Roughly a year ago, James Bach talked about my work on his blog. I rock on his blogroll too. Michael Bolton recently mentioned my name in his Follow Friday list of tweeples to follow in twitterverse. My blog got listed as 30th top software testing blog. uTest thought I am one of the top 20 tester tweeples’ in twitterverse. I got 2 articles published (as author/co-author) in last one year. What more? I am The New Famous Millionaire Rock Star Tester Dudette on the block!
I love to test. I like to mentor people. I motivate fellow testers to explore. I encourage many to experiment new things. I support people who fail faster and guide them to do so in a safe environment. I empathize with people. I answer questions. I clarify doubts. In return, I learn more from them than they do from me.
With lots of regards to my blog, I have done crazy stuff. I have written good posts, some bad, some worse. Some that people would remember for next few years etc. Should I write blog posts that increase my traffic or that help change the way a few people think? Not just think about how I write, but about what I write and how it can bring a good change in the way they work.
Interestingly, even if I haven’t posted anything in a while, hits to my blog remain pretty constant. Some colleagues discover my blog accidentally and speak highly about it (blush). And I know you as my blog reader too. Do I really deserve this adulation? Honestly, I don’t know. At least, I didn’t ask for it consciously. When the adulation did arrive, it gave me goose bumps. It got me excited and happy. When you do little things without any expectations of end results which somehow turns out to be a great deal for others, your joy will have no bounds. Adding to this, you’ll think of achieving lot more and travel to areas untraveled so far.
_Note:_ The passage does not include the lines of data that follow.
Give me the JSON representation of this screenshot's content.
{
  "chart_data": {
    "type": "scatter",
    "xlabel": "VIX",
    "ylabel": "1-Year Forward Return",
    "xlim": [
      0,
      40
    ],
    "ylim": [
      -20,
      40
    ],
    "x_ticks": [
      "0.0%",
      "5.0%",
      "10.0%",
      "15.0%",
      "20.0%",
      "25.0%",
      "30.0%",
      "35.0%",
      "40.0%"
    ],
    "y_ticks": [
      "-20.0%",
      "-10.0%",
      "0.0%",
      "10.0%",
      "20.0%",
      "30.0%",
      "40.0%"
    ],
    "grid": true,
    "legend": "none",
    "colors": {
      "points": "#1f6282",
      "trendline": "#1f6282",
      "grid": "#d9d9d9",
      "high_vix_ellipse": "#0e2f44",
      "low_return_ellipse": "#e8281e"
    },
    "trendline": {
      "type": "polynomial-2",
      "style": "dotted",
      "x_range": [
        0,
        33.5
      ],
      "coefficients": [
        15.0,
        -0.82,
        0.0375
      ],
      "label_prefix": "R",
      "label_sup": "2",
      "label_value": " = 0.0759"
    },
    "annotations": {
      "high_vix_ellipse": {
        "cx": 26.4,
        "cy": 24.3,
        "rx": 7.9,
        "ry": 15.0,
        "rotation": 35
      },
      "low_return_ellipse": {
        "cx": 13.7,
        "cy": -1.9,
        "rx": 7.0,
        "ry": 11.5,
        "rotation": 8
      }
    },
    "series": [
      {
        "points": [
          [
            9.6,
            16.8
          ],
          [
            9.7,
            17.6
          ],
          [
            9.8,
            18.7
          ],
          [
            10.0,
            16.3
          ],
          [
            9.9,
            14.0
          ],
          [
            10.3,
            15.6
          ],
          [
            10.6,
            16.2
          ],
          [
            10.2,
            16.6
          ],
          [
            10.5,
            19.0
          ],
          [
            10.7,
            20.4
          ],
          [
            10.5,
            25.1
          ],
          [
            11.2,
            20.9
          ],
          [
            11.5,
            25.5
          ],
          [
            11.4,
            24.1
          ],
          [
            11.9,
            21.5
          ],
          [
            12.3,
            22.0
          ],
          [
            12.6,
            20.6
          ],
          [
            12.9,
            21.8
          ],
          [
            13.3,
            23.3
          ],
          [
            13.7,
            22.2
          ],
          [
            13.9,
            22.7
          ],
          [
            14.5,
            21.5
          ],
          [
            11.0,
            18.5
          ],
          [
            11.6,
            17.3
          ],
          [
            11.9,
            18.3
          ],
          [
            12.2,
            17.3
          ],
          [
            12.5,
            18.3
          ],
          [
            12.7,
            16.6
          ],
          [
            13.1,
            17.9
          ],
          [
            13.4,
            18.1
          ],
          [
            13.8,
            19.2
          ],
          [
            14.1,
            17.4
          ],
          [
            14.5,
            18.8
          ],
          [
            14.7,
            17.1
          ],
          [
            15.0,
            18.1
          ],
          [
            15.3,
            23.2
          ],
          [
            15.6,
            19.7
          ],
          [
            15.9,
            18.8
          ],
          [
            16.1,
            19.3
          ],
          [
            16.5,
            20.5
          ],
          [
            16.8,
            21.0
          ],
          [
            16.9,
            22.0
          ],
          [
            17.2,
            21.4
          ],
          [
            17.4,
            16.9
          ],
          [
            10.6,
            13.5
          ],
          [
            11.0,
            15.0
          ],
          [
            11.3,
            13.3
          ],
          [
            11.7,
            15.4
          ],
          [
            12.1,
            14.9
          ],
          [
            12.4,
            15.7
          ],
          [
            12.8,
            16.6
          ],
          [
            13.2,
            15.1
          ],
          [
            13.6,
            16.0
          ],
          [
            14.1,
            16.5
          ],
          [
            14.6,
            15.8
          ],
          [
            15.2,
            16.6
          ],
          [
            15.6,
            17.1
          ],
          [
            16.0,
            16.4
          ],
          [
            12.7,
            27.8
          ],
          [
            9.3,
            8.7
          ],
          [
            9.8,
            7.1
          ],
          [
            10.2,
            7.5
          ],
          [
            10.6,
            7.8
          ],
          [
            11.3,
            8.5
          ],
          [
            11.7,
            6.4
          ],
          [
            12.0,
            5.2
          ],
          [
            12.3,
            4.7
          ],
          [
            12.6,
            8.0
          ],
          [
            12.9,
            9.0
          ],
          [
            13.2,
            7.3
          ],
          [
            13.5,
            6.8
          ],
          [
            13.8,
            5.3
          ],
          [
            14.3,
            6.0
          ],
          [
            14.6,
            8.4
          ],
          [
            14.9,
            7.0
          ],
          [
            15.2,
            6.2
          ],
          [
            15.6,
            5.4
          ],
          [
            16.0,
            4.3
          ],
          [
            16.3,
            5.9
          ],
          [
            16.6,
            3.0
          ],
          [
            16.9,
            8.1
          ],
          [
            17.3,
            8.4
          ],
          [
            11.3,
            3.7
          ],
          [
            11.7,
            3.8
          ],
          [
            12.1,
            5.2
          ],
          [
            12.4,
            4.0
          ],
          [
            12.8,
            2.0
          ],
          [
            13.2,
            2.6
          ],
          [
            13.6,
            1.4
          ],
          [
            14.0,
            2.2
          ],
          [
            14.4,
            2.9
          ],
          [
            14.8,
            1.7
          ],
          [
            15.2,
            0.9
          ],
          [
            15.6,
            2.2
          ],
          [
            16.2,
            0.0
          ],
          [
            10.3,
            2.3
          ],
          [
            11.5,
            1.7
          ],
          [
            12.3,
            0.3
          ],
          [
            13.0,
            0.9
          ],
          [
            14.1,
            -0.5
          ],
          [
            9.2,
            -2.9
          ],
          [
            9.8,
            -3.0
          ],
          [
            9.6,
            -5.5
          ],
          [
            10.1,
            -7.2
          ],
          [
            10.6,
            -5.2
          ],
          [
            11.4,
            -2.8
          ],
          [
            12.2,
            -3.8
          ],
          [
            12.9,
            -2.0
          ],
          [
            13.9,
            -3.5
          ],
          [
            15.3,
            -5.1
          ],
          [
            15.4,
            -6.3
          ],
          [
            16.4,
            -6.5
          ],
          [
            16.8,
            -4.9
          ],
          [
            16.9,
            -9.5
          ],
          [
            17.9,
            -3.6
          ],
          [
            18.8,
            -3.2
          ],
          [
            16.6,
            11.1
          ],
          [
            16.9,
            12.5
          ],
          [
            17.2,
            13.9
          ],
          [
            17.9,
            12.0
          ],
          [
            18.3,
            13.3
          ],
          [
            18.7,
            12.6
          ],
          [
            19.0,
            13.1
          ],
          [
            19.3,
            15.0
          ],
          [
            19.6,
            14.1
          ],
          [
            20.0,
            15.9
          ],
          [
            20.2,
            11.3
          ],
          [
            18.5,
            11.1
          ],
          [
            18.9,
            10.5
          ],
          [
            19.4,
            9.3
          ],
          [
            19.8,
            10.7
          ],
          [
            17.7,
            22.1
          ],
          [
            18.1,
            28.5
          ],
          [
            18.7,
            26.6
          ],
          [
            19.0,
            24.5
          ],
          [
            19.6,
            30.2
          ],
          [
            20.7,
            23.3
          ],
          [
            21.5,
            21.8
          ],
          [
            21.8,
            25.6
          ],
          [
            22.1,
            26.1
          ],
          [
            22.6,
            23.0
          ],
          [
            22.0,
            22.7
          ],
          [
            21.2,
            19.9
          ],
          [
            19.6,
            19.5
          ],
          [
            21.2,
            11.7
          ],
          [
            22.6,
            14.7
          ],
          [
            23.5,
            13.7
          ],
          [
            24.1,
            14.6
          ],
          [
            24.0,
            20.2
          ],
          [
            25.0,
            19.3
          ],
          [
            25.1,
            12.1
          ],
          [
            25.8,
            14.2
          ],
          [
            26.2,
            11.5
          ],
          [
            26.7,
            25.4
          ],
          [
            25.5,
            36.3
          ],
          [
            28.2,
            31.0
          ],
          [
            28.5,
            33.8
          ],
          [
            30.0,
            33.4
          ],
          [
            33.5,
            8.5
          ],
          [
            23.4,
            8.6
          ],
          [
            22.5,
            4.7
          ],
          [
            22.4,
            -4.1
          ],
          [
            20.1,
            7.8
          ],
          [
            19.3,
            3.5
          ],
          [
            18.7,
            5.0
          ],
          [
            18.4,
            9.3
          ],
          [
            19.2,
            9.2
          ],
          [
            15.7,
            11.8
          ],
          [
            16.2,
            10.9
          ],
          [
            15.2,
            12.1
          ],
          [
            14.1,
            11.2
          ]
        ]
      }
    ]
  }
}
I haven't done many things. To list a few:
I have not attended many conferences forget about speaking at some of those prestigious ones.
I have not written profusely in public. Don’t even ask about writing a book.
I have not networked enough on online testing communities to suggest ideas and solve people's problems.
I fail to work closely with my colleagues to suggest good things at work due to lack of good negotiation skills, perseverance and patience.
At times, my ego costs me a ton!
Recently, one person commented on why an upcoming tester like me gets included in an elite list of testers on a reputed public forum. Some people question my existence on the Influential Women tester’s list on STP magazine January issue. Tomorrow, many may question my credibility. Did I ask for this? I didn’t. I am fine with criticism/ridicule/banter or whatsoever you want to call it. It's fine because people who comment are the ones who have not seen me test or work in general. If colleagues who work with you everyday can mistake your intentions and take you for a ride, think about people sitting millions of miles away witnessing flattery about you. And I am fine to say I don't rock at testing yet! At least, I have the courage buddy.
I am yet to travel a lot in my Testing Journey. I have a long way to go. I am not breaking my head thinking about the destination or how I would be when I reach the destination. All I am doing right now is enjoying my journey. If something good comes my way and this helps me do better things by reaching out to more people, I would grab it anyway. But I would not ask for it explicitly (And yes, I have had my lean days too). The whole ‘getting famous’ thing gets as controversial as match fixing in cricket matches because people seem to have problems with upcoming testers since these testers have neither spoken at a conference nor written a book. Simply because they are not famous enough yet! Is that it?
I am glad it’s a small world and I am facing these things so early in my career. It keeps me grounded (I won’t use the word humble). There’s a lot to learn, there’s a lot more to achieve, there is so much I need to do if I want to be that something that I want to be. As a newcomer, I have my fair share of struggles to fight against. Challenge me, but don’t make fun of me. Even if someone did, I’ll take that person as a godsend not because I am philosophical, but because that person is helping me grow. In some way for sure. Thanks to that person, I would be facing rough waters very early.
I want to be a Change Agent in testing. I don’t care if I am famous or not. I don’t care if I’ll be rich or not. All I want is to be a small seed that can grow into a tree and spread its wings so that many testers like me come out in the open as people with tons of pride and self-esteem about the Testing Craft.
And yes, for the change agent that I want to be, I am definitely The New Famous Millionaire Rock Star Tester Dudette “Already”.